Come hai iniziato questo percorso e perché?
“Per sbaglio, o meglio per caso. Dieci anni fa ho fatto un viaggio in Africa e ho salito il Kilimangiaro: lì mi si è aperto un mondo. Tre anni dopo quel viaggio ho lasciato il lavoro per inseguire le montagne a tempo pieno. All’inizio non è stato facile, ma ho sempre avuto fiducia in me stessa.”
E adesso? Cosa ti aspetta dopo questo ultimo traguardo?
“Sento che è il momento di chiudere questo capitolo e aprirne uno nuovo. Ho corso dei rischi e sono stata fortunata. Per anni la mia vita ha ruotato esclusivamente intorno alle spedizioni. Prima di partire c’è un lavoro immenso di logistica ed organizzazione. Quando torni, il corpo ha bisogno di un tempo di recupero enorme, molto più lungo di quanto si possa immaginare.. E non appena ti sei ripresa, è già ora di pianificare la partenza successiva. Ora sento che voglio altro dalla vita.

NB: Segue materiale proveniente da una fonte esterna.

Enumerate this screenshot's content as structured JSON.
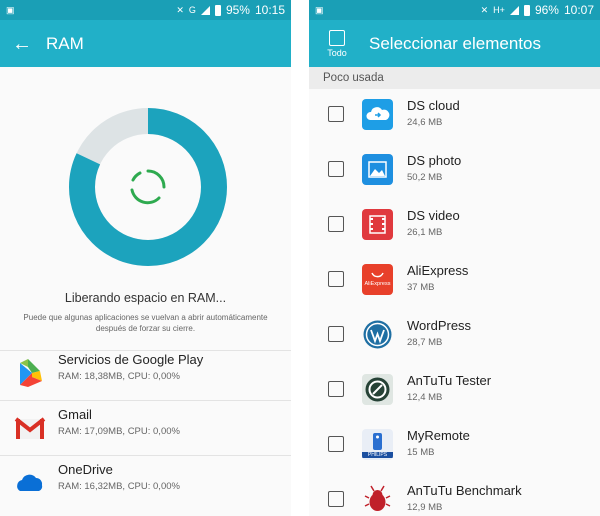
{
  "left": {
    "status": {
      "battery": "95%",
      "time": "10:15"
    },
    "appbar": {
      "title": "RAM"
    },
    "freeing_text": "Liberando espacio en RAM...",
    "note": "Puede que algunas aplicaciones se vuelvan a abrir automáticamente después de forzar su cierre.",
    "ram_usage_fraction": 0.82,
    "apps": [
      {
        "name": "Servicios de Google Play",
        "info": "RAM: 18,38MB, CPU: 0,00%",
        "icon": "google-play-services-icon"
      },
      {
        "name": "Gmail",
        "info": "RAM: 17,09MB, CPU: 0,00%",
        "icon": "gmail-icon"
      },
      {
        "name": "OneDrive",
        "info": "RAM: 16,32MB, CPU: 0,00%",
        "icon": "onedrive-icon"
      }
    ]
  },
  "right": {
    "status": {
      "battery": "96%",
      "time": "10:07"
    },
    "appbar": {
      "select_all_label": "Todo",
      "title": "Seleccionar elementos"
    },
    "section_header": "Poco usada",
    "items": [
      {
        "name": "DS cloud",
        "size": "24,6 MB",
        "icon": "ds-cloud-icon"
      },
      {
        "name": "DS photo",
        "size": "50,2 MB",
        "icon": "ds-photo-icon"
      },
      {
        "name": "DS video",
        "size": "26,1 MB",
        "icon": "ds-video-icon"
      },
      {
        "name": "AliExpress",
        "size": "37 MB",
        "icon": "aliexpress-icon",
        "icon_text": "AliExpress"
      },
      {
        "name": "WordPress",
        "size": "28,7 MB",
        "icon": "wordpress-icon"
      },
      {
        "name": "AnTuTu Tester",
        "size": "12,4 MB",
        "icon": "antutu-tester-icon"
      },
      {
        "name": "MyRemote",
        "size": "15 MB",
        "icon": "myremote-icon",
        "icon_text": "PHILIPS"
      },
      {
        "name": "AnTuTu Benchmark",
        "size": "12,9 MB",
        "icon": "antutu-benchmark-icon"
      }
    ]
  },
  "colors": {
    "status_bar": "#1a9fb6",
    "app_bar": "#21b0c8",
    "ring": "#1ca3bd",
    "ring_free": "#dde3e5",
    "spinner": "#2eaa4f"
  }
}
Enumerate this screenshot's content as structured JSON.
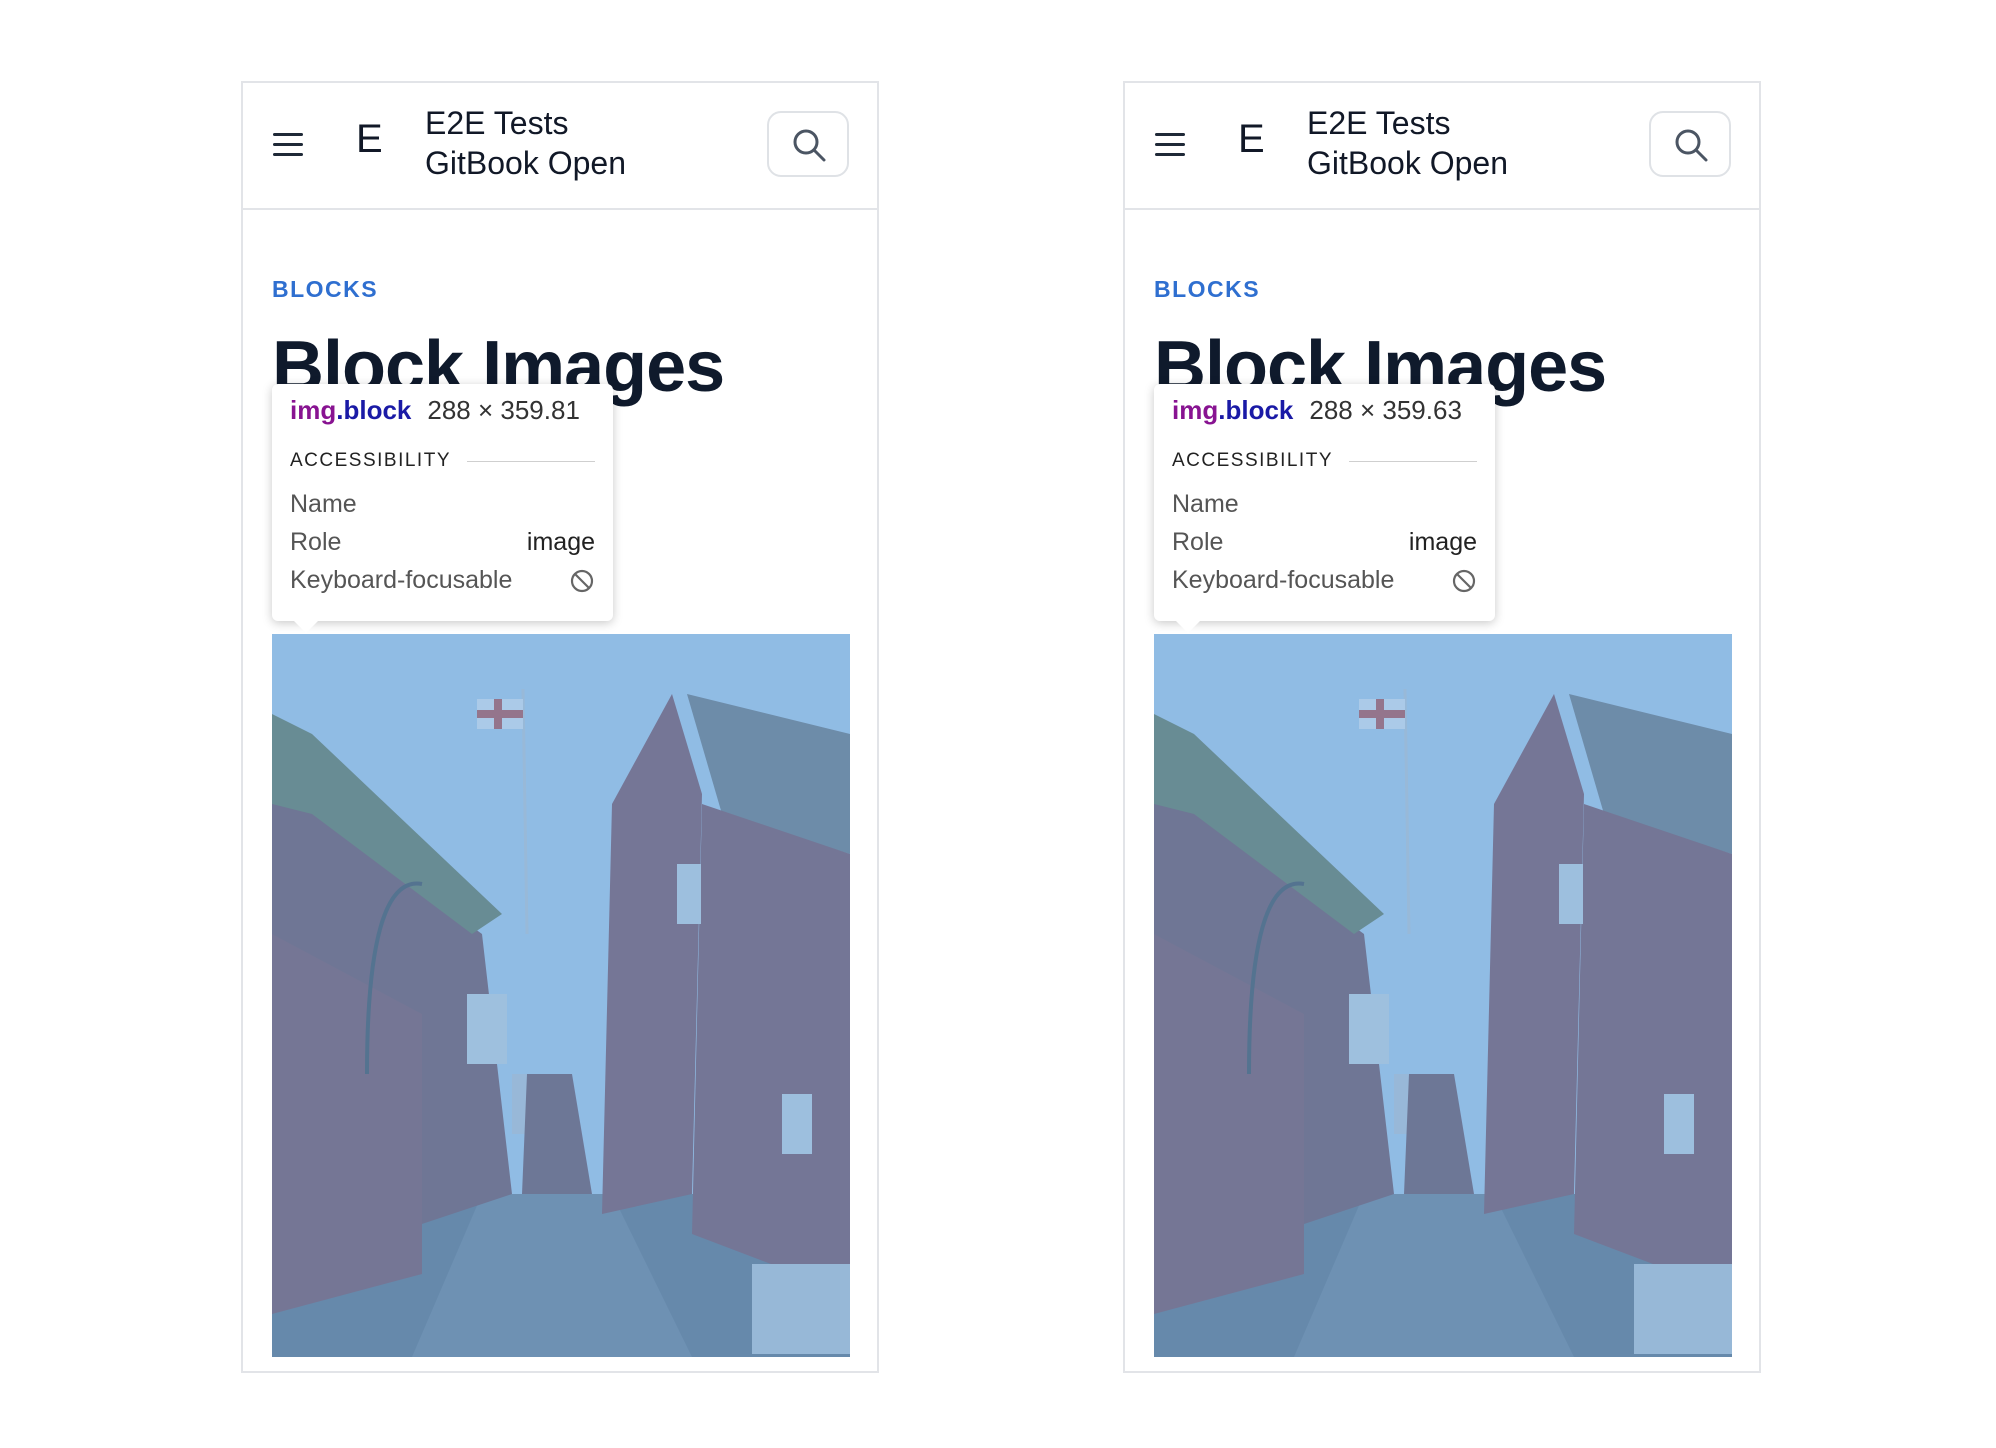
{
  "colors": {
    "accent": "#2f6fd0",
    "title": "#0f1a2c",
    "overlay": "#6fa8dc",
    "tag": "#881391",
    "class": "#1a1aa6"
  },
  "icons": {
    "menu": "hamburger-menu-icon",
    "search": "search-icon",
    "not_focusable": "not-allowed-icon"
  },
  "panels": [
    {
      "header": {
        "logo_letter": "E",
        "title_line1": "E2E Tests",
        "title_line2": "GitBook Open"
      },
      "breadcrumb": "BLOCKS",
      "page_title": "Block Images",
      "partial_text": "e",
      "tooltip": {
        "tag": "img",
        "class": ".block",
        "dimensions": "288 × 359.81",
        "section": "ACCESSIBILITY",
        "name_label": "Name",
        "role_label": "Role",
        "role_value": "image",
        "focus_label": "Keyboard-focusable"
      }
    },
    {
      "header": {
        "logo_letter": "E",
        "title_line1": "E2E Tests",
        "title_line2": "GitBook Open"
      },
      "breadcrumb": "BLOCKS",
      "page_title": "Block Images",
      "partial_text": "e",
      "tooltip": {
        "tag": "img",
        "class": ".block",
        "dimensions": "288 × 359.63",
        "section": "ACCESSIBILITY",
        "name_label": "Name",
        "role_label": "Role",
        "role_value": "image",
        "focus_label": "Keyboard-focusable"
      }
    }
  ]
}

Sto seguendo un progetto di formazione dedicato a sherpa e portatori nepalesi. Dopo tutto quello che ho visto in questi anni, voglio provare a dare il mio contributo per ridurre gli incidenti in Himalaya. Purtroppo, ancora oggi molti lavoratori d’alta quota non sono pienamente consapevoli dei rischi o non hanno una formazione e preparazione tecnica adeguata.”

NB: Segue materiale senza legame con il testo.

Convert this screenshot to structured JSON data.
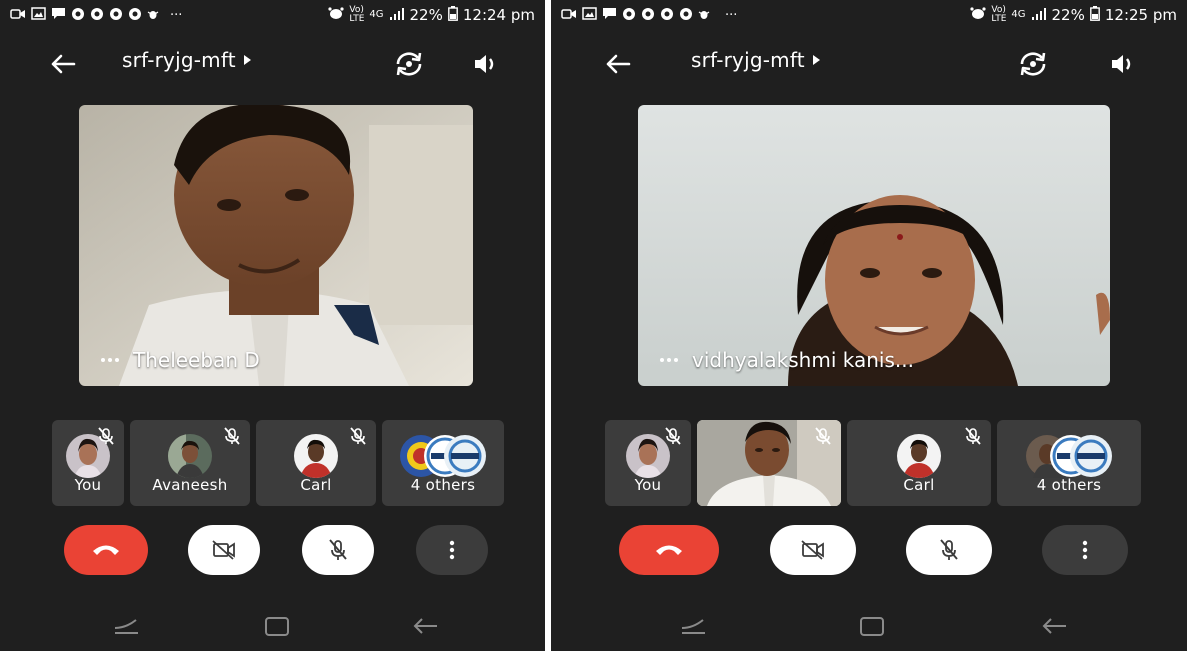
{
  "colors": {
    "background": "#1f1f1f",
    "tile": "#3c3c3c",
    "hangup": "#ea4335",
    "control_light": "#ffffff",
    "control_dark": "#3c3c3c"
  },
  "screens": [
    {
      "status": {
        "battery": "22%",
        "time": "12:24 pm",
        "signal_label": "4G"
      },
      "meeting": {
        "title": "srf-ryjg-mft"
      },
      "active_speaker": {
        "name": "Theleeban D"
      },
      "participants": [
        {
          "name": "You",
          "muted": true
        },
        {
          "name": "Avaneesh",
          "muted": true
        },
        {
          "name": "Carl",
          "muted": true
        },
        {
          "name": "4 others",
          "muted": false
        }
      ],
      "icons": [
        "back-arrow-icon",
        "caret-right-icon",
        "switch-camera-icon",
        "speaker-icon",
        "hang-up-icon",
        "camera-off-icon",
        "mic-off-icon",
        "more-vert-icon"
      ]
    },
    {
      "status": {
        "battery": "22%",
        "time": "12:25 pm",
        "signal_label": "4G"
      },
      "meeting": {
        "title": "srf-ryjg-mft"
      },
      "active_speaker": {
        "name": "vidhyalakshmi kanis..."
      },
      "participants": [
        {
          "name": "You",
          "muted": true
        },
        {
          "name": "",
          "muted": true
        },
        {
          "name": "Carl",
          "muted": true
        },
        {
          "name": "4 others",
          "muted": false
        }
      ],
      "icons": [
        "back-arrow-icon",
        "caret-right-icon",
        "switch-camera-icon",
        "speaker-icon",
        "hang-up-icon",
        "camera-off-icon",
        "mic-off-icon",
        "more-vert-icon"
      ]
    }
  ]
}
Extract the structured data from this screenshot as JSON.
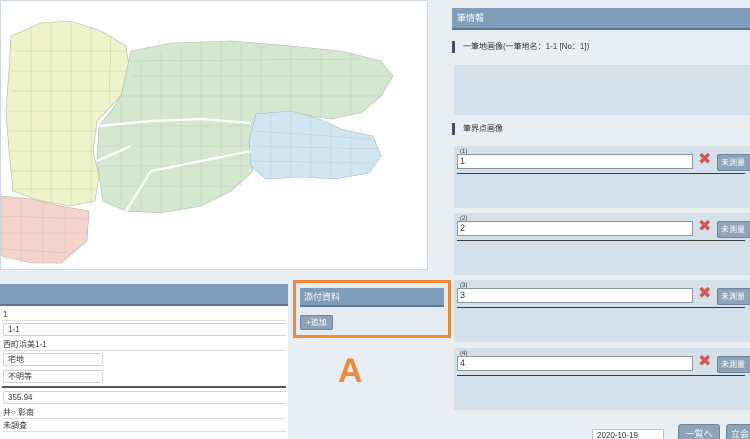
{
  "map": {
    "colors": {
      "yellow": "#eef3c9",
      "green": "#d3e7cf",
      "blue": "#cfe6f2",
      "pink": "#f5d3cd",
      "stroke": "#a9b8a6"
    }
  },
  "info": {
    "rows": [
      "1",
      "1-1",
      "西町浜美1-1",
      "宅地",
      "不明等",
      "355.94",
      "井○ 彰南",
      "未調査"
    ]
  },
  "attachment": {
    "title": "添付資料",
    "add_button": "+追加",
    "marker_letter": "A"
  },
  "parcel": {
    "title": "筆情報",
    "image_label": "一筆地画像(一筆地名：1-1 [No：1])",
    "boundary_label": "筆界点画像",
    "points": [
      {
        "num": "(1)",
        "value": "1",
        "button": "未測量"
      },
      {
        "num": "(2)",
        "value": "2",
        "button": "未測量"
      },
      {
        "num": "(3)",
        "value": "3",
        "button": "未測量"
      },
      {
        "num": "(4)",
        "value": "4",
        "button": "未測量"
      }
    ]
  },
  "footer": {
    "date": "2020-10-19",
    "list_button": "一覧へ",
    "witness_button": "立会"
  }
}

Quindi la Kristin atleta finirà in un cassetto?
“Assolutamente no! Voglio esplorare il mondo delle ultra maratone in montagna, le gare da cento e più chilometri. Ci sono così tanti sentieri e percorsi meravigliosi in tutto il mondo: sarà la scusa perfetta per scoprire nuove montagne, e, ne sono certa, imparare ancora qualcosa su me stessa.”

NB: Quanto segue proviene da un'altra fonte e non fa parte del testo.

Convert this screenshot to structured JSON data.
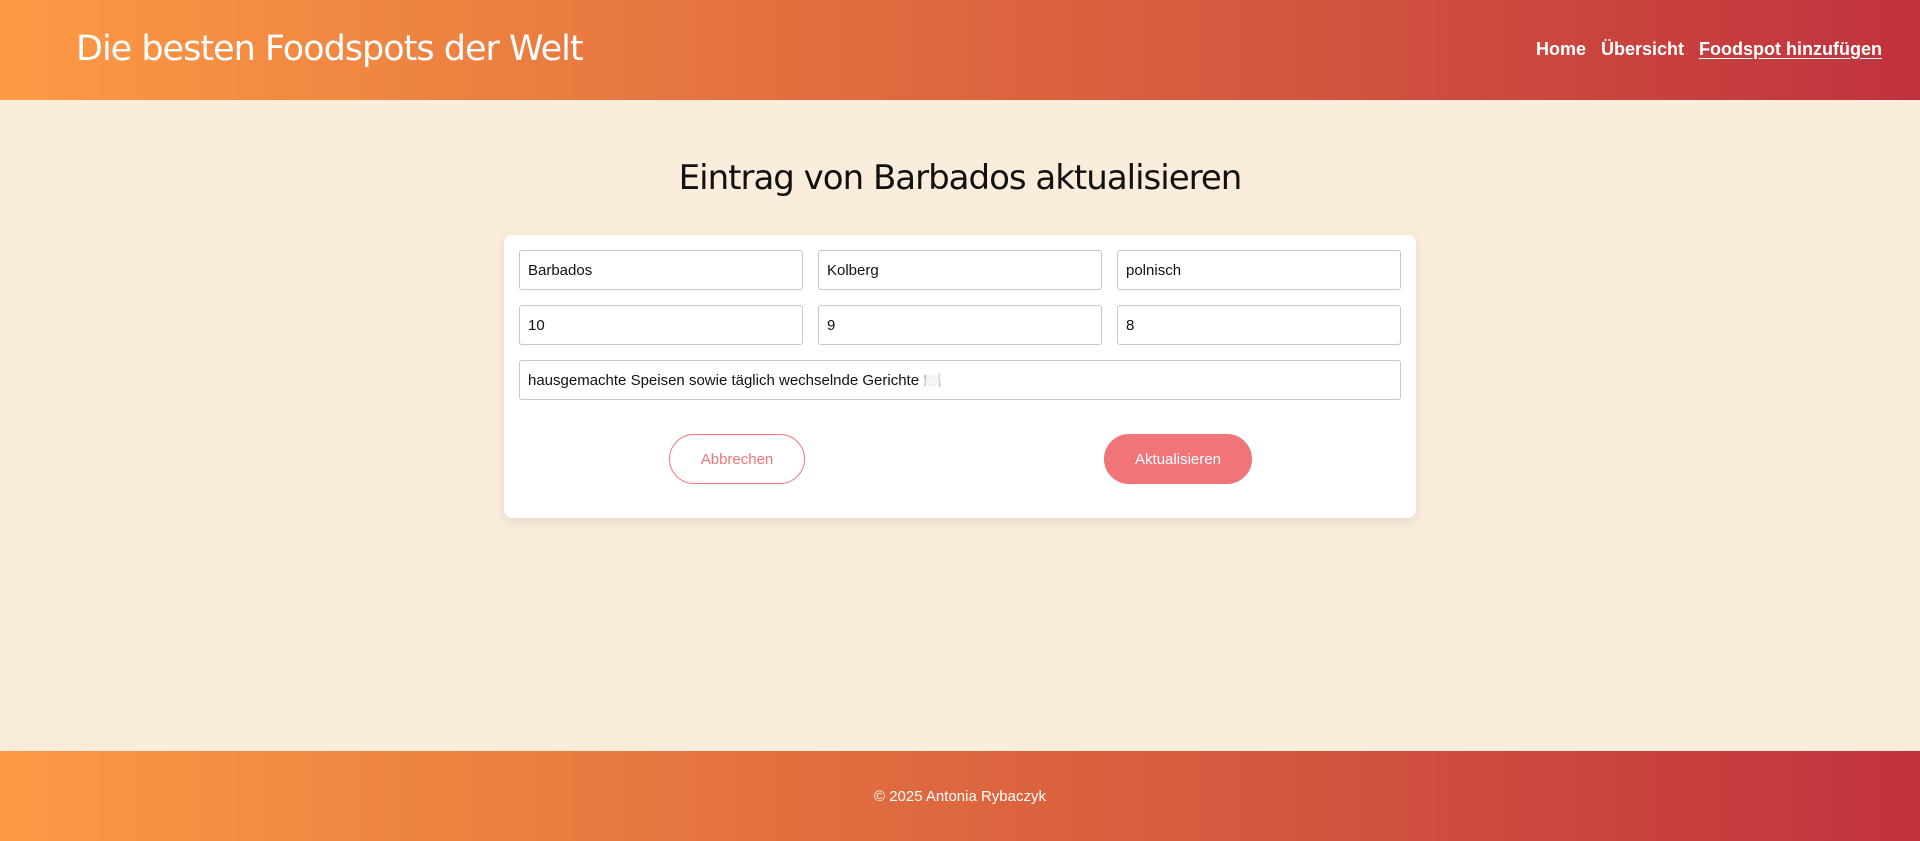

Il tuo sguardo femminile sulle spedizioni in alta quota è una testimonianza preziosa: come vedi la presenza delle donne in questo settore?
“L’alta montagna è ancora un ambiente fortemente maschile: basti pensare che le donne rappresentano appena il 20% di chi ottiene il permesso per scalare l’Everest. Questo divario si riflette anche nel mondo degli sponsor. Qualche anno fa, i piumini integrali da spedizione venivano disegnati e prodotti solo per l’anatomia maschile. La mia prima tuta d’alta quota era da uomo e ho dovuto modificarla e adattarla da sola. All’inizio è stata dura. Il mio mantra è sempre stato quello di ascoltare i segnali del mio corpo e ricordarmi che non dovevo dimostrare niente a nessuno. Oggi le cose sono più semplici: sono una figura conosciuta e mi sento più apprezzata e rispettata, anche nel mio essere donna. La situazione sta lentamente migliorando, ma la strada da fare è ancora lunga!”
Che consiglio ti senti di dare alle donne che frequentano la montagna?
“Muovetevi sempre un passo alla volta, step by step, senza fretta. Le montagne si salgono così, con pazienza. E poi un consiglio valido per chiunque: affidatevi alle guide alpine. Sono i veri punti di riferimento nel mondo della montagna. Le tappe che ho condiviso con loro sono state esperienze di immenso valore: tutto ciò che ho imparato al loro fianco è un bagaglio prezioso che mi porterò dentro per sempre.”